I see in the ads that almost every insurance company is using a particular model in terms of comparing rates or profitability. However, in my opinion, most insurance companies use an incorrect model when pricing an individual policy. So what’s the best reinsurance approach?
A proper reinsurance approach would be to:
• Underwrite a block of policies on the underwriters or a broker. See if the companies are paying claims or not.
• See if the insurance company is following general principles of risk insurance.
Underwriting the risk on an individual basis
• Experience each personal responsibility. Where was the accident? How old was the child? Was there an airbag? Something else I want to know.
• Would it cost us $3 million to insure this risk over a year? If it would, then it may be a good deal to insure it ourselves.
• Is there another way I can get the risk insured? If no, then I better act now.
Underwriting the risk on a financial basis
• Have the investor or reinsurance companies pay a reserve on the insurance company’s books. I don’t have to have all the risk assumed on my books. This is a “reinsurance” cost, so I could take some of the risk off my books.

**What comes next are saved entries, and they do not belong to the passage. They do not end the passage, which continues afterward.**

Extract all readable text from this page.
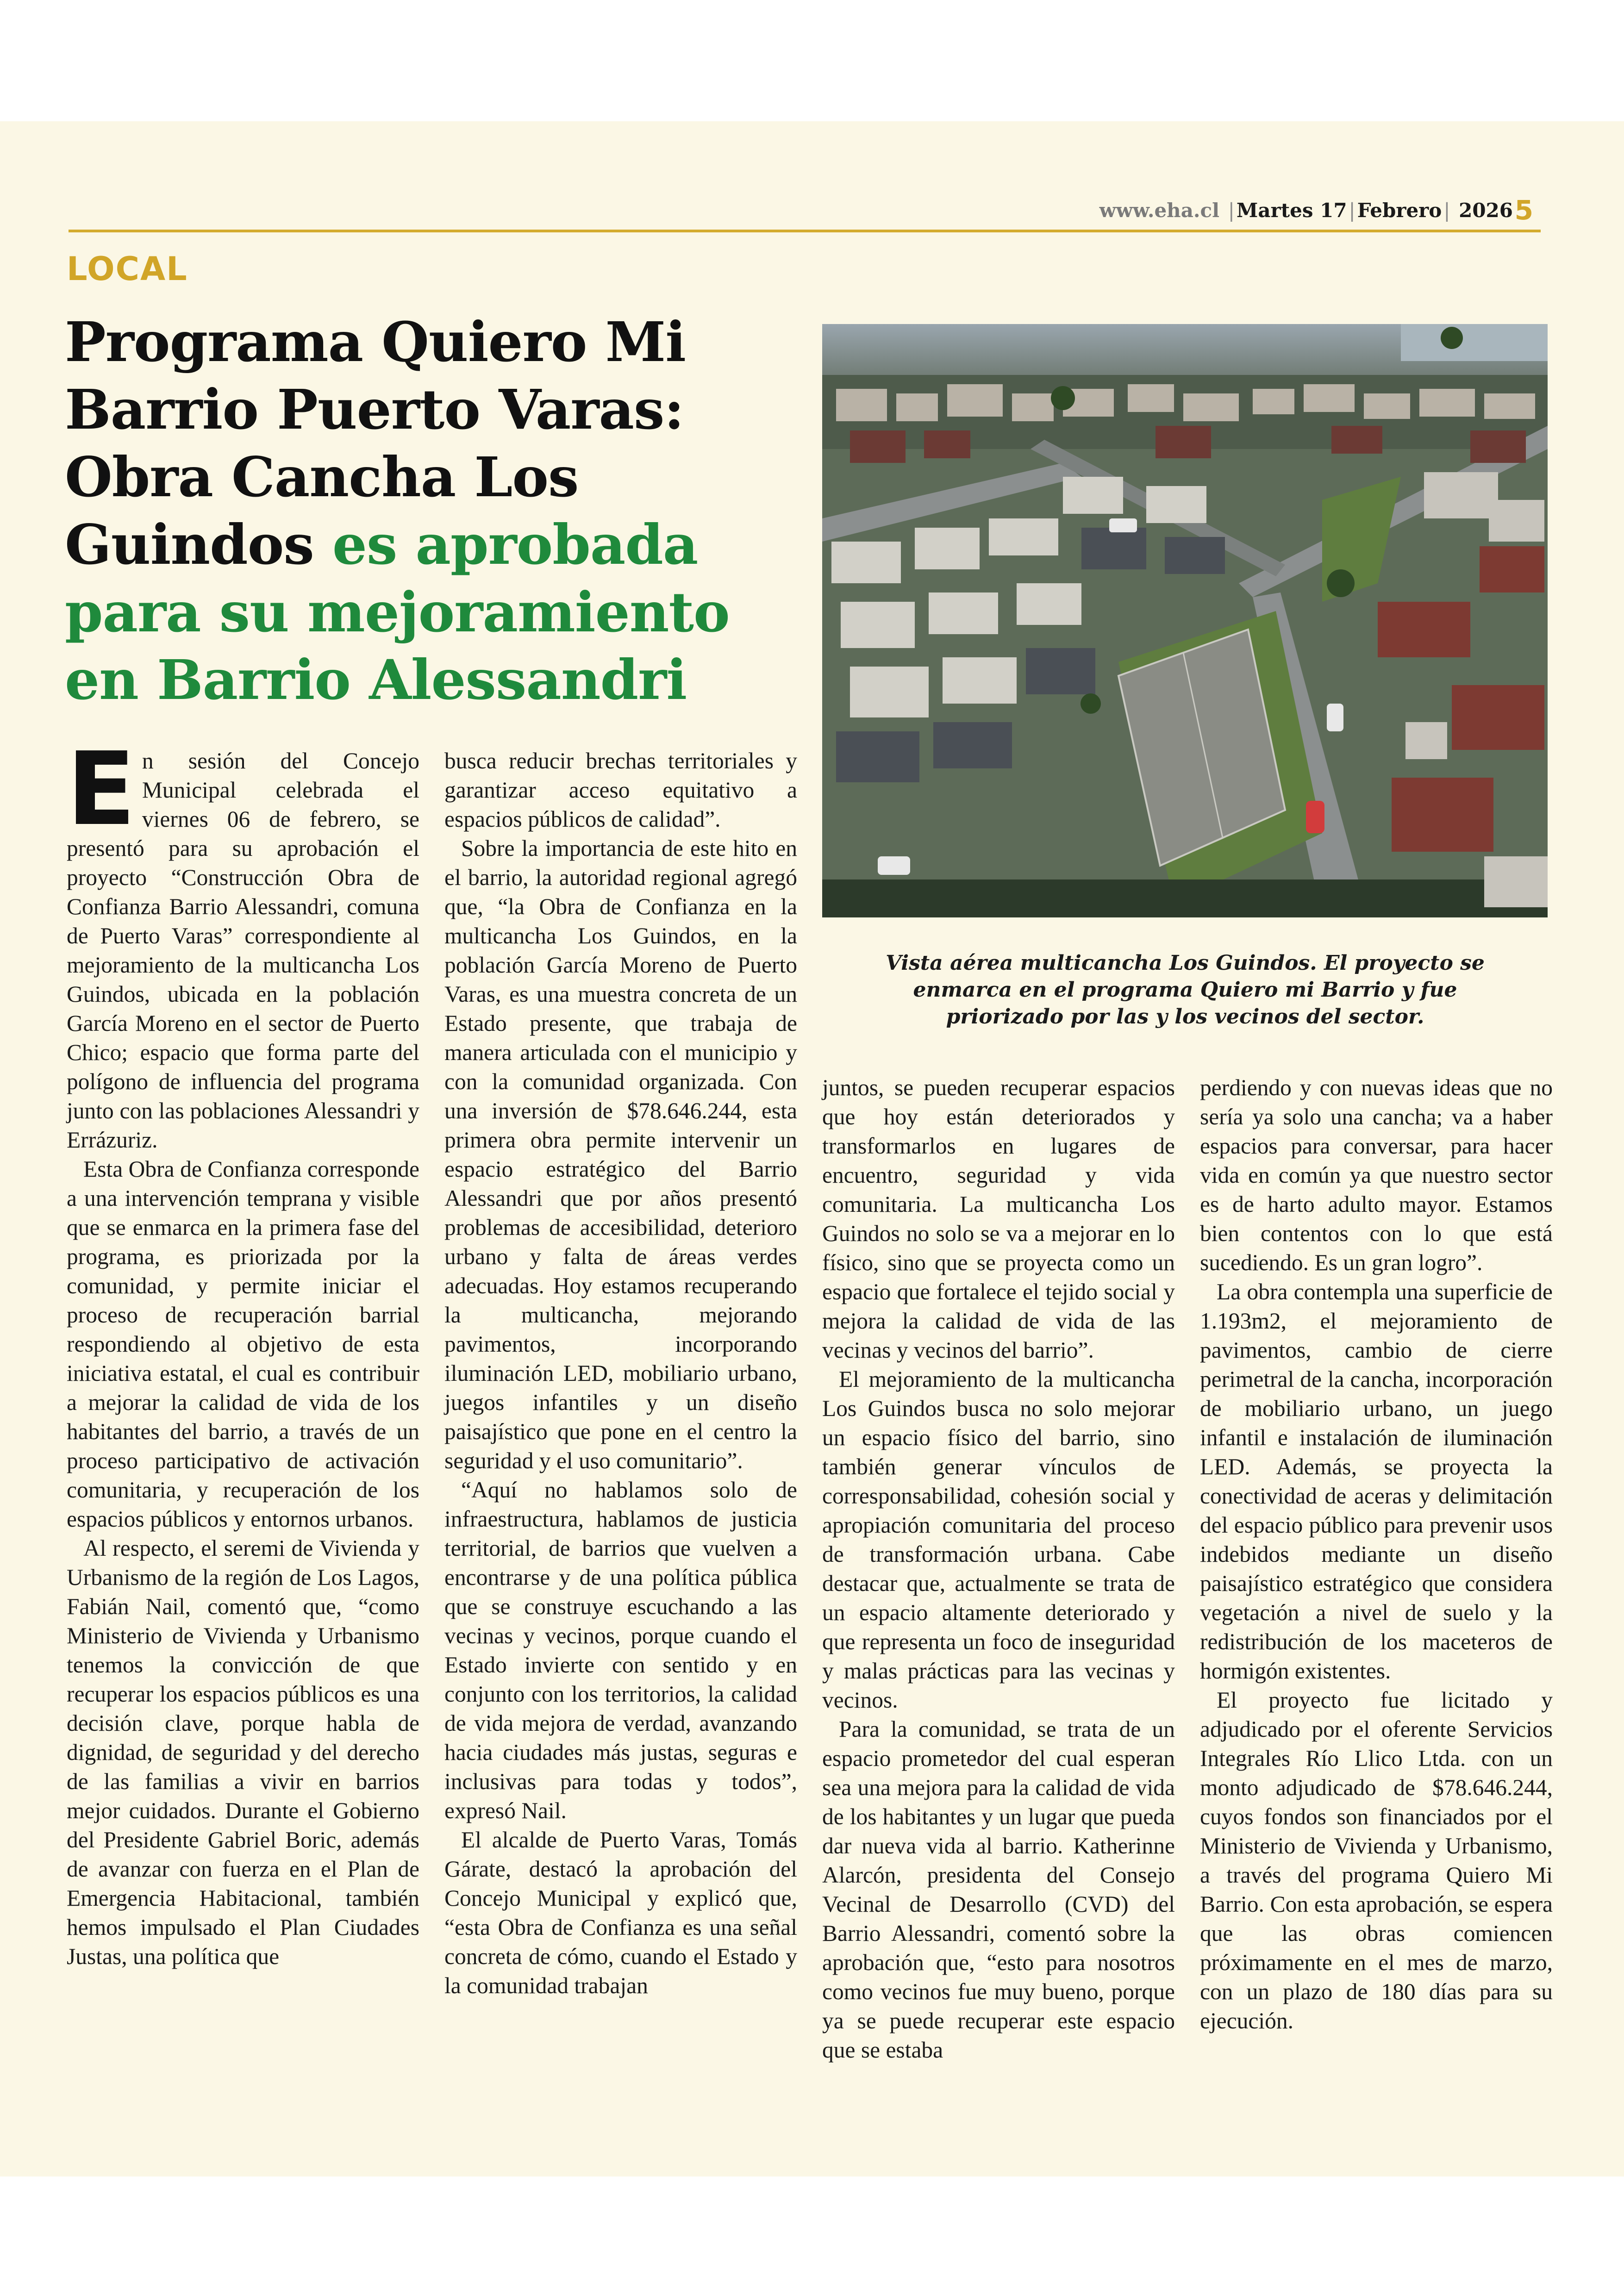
www.eha.cl |Martes 17|Febrero| 2026 5
LOCAL
Programa Quiero Mi Barrio Puerto Varas: Obra Cancha Los Guindos es aprobada para su mejoramiento en Barrio Alessandri
Vista aérea multicancha Los Guindos. El proyecto se enmarca en el programa Quiero mi Barrio y fue priorizado por las y los vecinos del sector.
E n sesión del Concejo Municipal celebrada el viernes 06 de febrero, se presentó para su aprobación el proyecto “Construcción Obra de Confianza Barrio Alessandri, comuna de Puerto Varas” correspondiente al mejoramiento de la multicancha Los Guindos, ubicada en la población García Moreno en el sector de Puerto Chico; espacio que forma parte del polígono de influencia del programa junto con las poblaciones Alessandri y Errázuriz.

Esta Obra de Confianza corresponde a una intervención temprana y visible que se enmarca en la primera fase del programa, es priorizada por la comunidad, y permite iniciar el proceso de recuperación barrial respondiendo al objetivo de esta iniciativa estatal, el cual es contribuir a mejorar la calidad de vida de los habitantes del barrio, a través de un proceso participativo de activación comunitaria, y recuperación de los espacios públicos y entornos urbanos.

Al respecto, el seremi de Vivienda y Urbanismo de la región de Los Lagos, Fabián Nail, comentó que, “como Ministerio de Vivienda y Urbanismo tenemos la convicción de que recuperar los espacios públicos es una decisión clave, porque habla de dignidad, de seguridad y del derecho de las familias a vivir en barrios mejor cuidados. Durante el Gobierno del Presidente Gabriel Boric, además de avanzar con fuerza en el Plan de Emergencia Habitacional, también hemos impulsado el Plan Ciudades Justas, una política que

busca reducir brechas territoriales y garantizar acceso equitativo a espacios públicos de calidad”.

Sobre la importancia de este hito en el barrio, la autoridad regional agregó que, “la Obra de Confianza en la multicancha Los Guindos, en la población García Moreno de Puerto Varas, es una muestra concreta de un Estado presente, que trabaja de manera articulada con el municipio y con la comunidad organizada. Con una inversión de $78.646.244, esta primera obra permite intervenir un espacio estratégico del Barrio Alessandri que por años presentó problemas de accesibilidad, deterioro urbano y falta de áreas verdes adecuadas. Hoy estamos recuperando la multicancha, mejorando pavimentos, incorporando iluminación LED, mobiliario urbano, juegos infantiles y un diseño paisajístico que pone en el centro la seguridad y el uso comunitario”.

“Aquí no hablamos solo de infraestructura, hablamos de justicia territorial, de barrios que vuelven a encontrarse y de una política pública que se construye escuchando a las vecinas y vecinos, porque cuando el Estado invierte con sentido y en conjunto con los territorios, la calidad de vida mejora de verdad, avanzando hacia ciudades más justas, seguras e inclusivas para todas y todos”, expresó Nail.

El alcalde de Puerto Varas, Tomás Gárate, destacó la aprobación del Concejo Municipal y explicó que, “esta Obra de Confianza es una señal concreta de cómo, cuando el Estado y la comunidad trabajan

juntos, se pueden recuperar espacios que hoy están deteriorados y transformarlos en lugares de encuentro, seguridad y vida comunitaria. La multicancha Los Guindos no solo se va a mejorar en lo físico, sino que se proyecta como un espacio que fortalece el tejido social y mejora la calidad de vida de las vecinas y vecinos del barrio”.

El mejoramiento de la multicancha Los Guindos busca no solo mejorar un espacio físico del barrio, sino también generar vínculos de corresponsabilidad, cohesión social y apropiación comunitaria del proceso de transformación urbana. Cabe destacar que, actualmente se trata de un espacio altamente deteriorado y que representa un foco de inseguridad y malas prácticas para las vecinas y vecinos.

Para la comunidad, se trata de un espacio prometedor del cual esperan sea una mejora para la calidad de vida de los habitantes y un lugar que pueda dar nueva vida al barrio. Katherinne Alarcón, presidenta del Consejo Vecinal de Desarrollo (CVD) del Barrio Alessandri, comentó sobre la aprobación que, “esto para nosotros como vecinos fue muy bueno, porque ya se puede recuperar este espacio que se estaba

perdiendo y con nuevas ideas que no sería ya solo una cancha; va a haber espacios para conversar, para hacer vida en común ya que nuestro sector es de harto adulto mayor. Estamos bien contentos con lo que está sucediendo. Es un gran logro”.

La obra contempla una superficie de 1.193m2, el mejoramiento de pavimentos, cambio de cierre perimetral de la cancha, incorporación de mobiliario urbano, un juego infantil e instalación de iluminación LED. Además, se proyecta la conectividad de aceras y delimitación del espacio público para prevenir usos indebidos mediante un diseño paisajístico estratégico que considera vegetación a nivel de suelo y la redistribución de los maceteros de hormigón existentes.

El proyecto fue licitado y adjudicado por el oferente Servicios Integrales Río Llico Ltda. con un monto adjudicado de $78.646.244, cuyos fondos son financiados por el Ministerio de Vivienda y Urbanismo, a través del programa Quiero Mi Barrio. Con esta aprobación, se espera que las obras comiencen próximamente en el mes de marzo, con un plazo de 180 días para su ejecución.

• Is there a fixed form of debt underwriting the risk? Some funds would take all the risk and pay the lender on my books.

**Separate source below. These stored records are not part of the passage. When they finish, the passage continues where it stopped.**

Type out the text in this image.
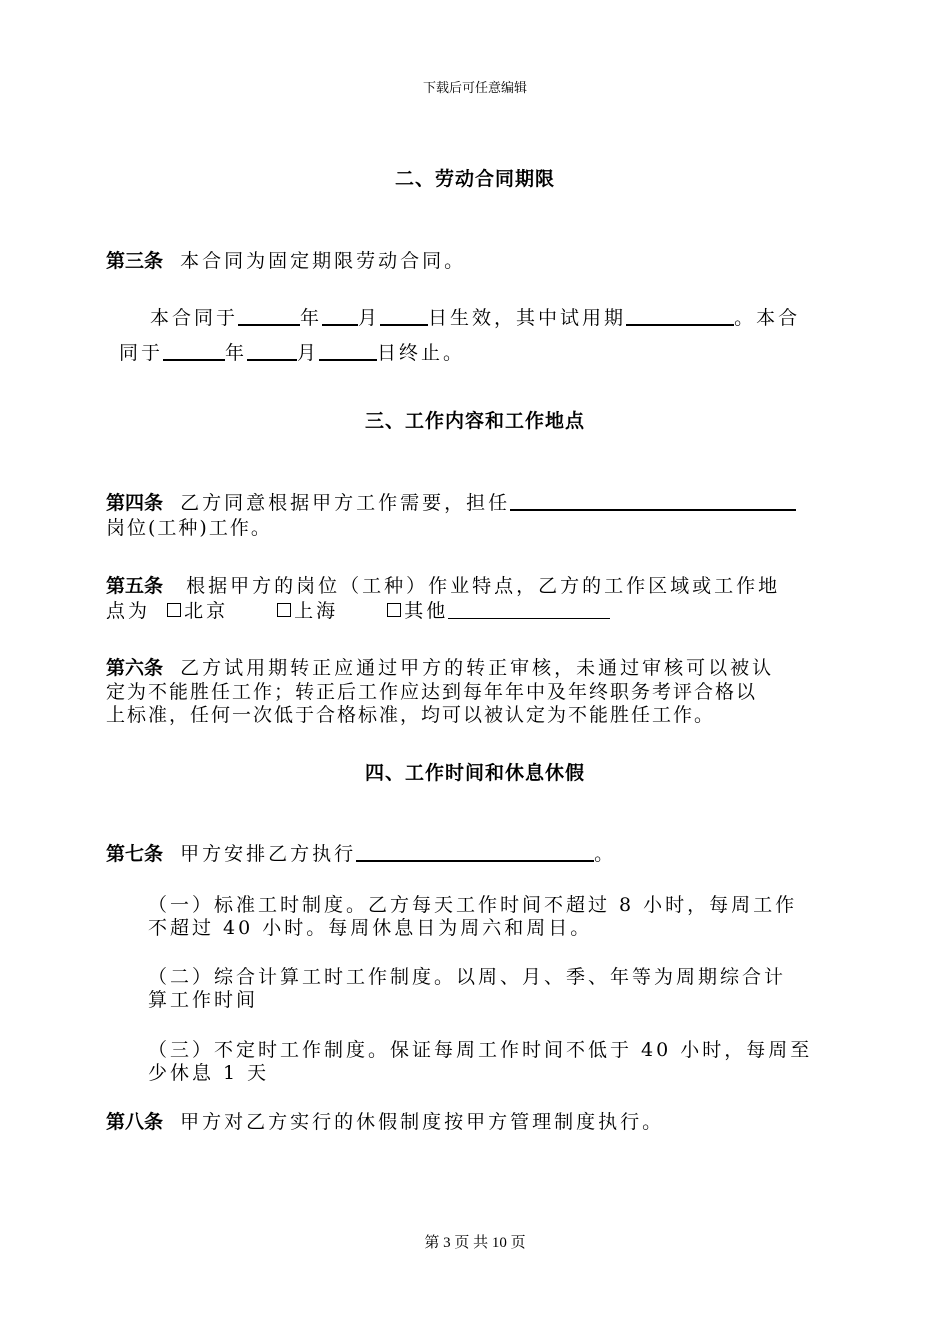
下载后可任意编辑
二、劳动合同期限
第三条 本合同为固定期限劳动合同。
本合同于	年 月	日生效，其中试用期	。本合
同于	年	月	日终止。
三、工作内容和工作地点
第四条 乙方同意根据甲方工作需要，担任
岗位(工种)工作。
第五条 根据甲方的岗位（工种）作业特点，乙方的工作区域或工作地
点为 北京	上海	其他
第六条 乙方试用期转正应通过甲方的转正审核，未通过审核可以被认
定为不能胜任工作；转正后工作应达到每年年中及年终职务考评合格以
上标准，任何一次低于合格标准，均可以被认定为不能胜任工作。
四、工作时间和休息休假
第七条 甲方安排乙方执行	。
（一）标准工时制度。乙方每天工作时间不超过 8 小时，每周工作
不超过 40 小时。每周休息日为周六和周日。
（二）综合计算工时工作制度。以周、月、季、年等为周期综合计
算工作时间
（三）不定时工作制度。保证每周工作时间不低于 40 小时，每周至
少休息 1 天
第八条 甲方对乙方实行的休假制度按甲方管理制度执行。
第 3 页 共 10 页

• Will the insurer have my name, address, policy number and premium history on file with their systems? This is a critical information I want to know.
Reinsurance, like any insurance expense, is an expense in the short term, but hopefully will benefit the insured in the long term.
Andrea Miteski, PhD and MD in the field of reinsurance. Long term senior insurance executive with specialization of reinsurance optimization.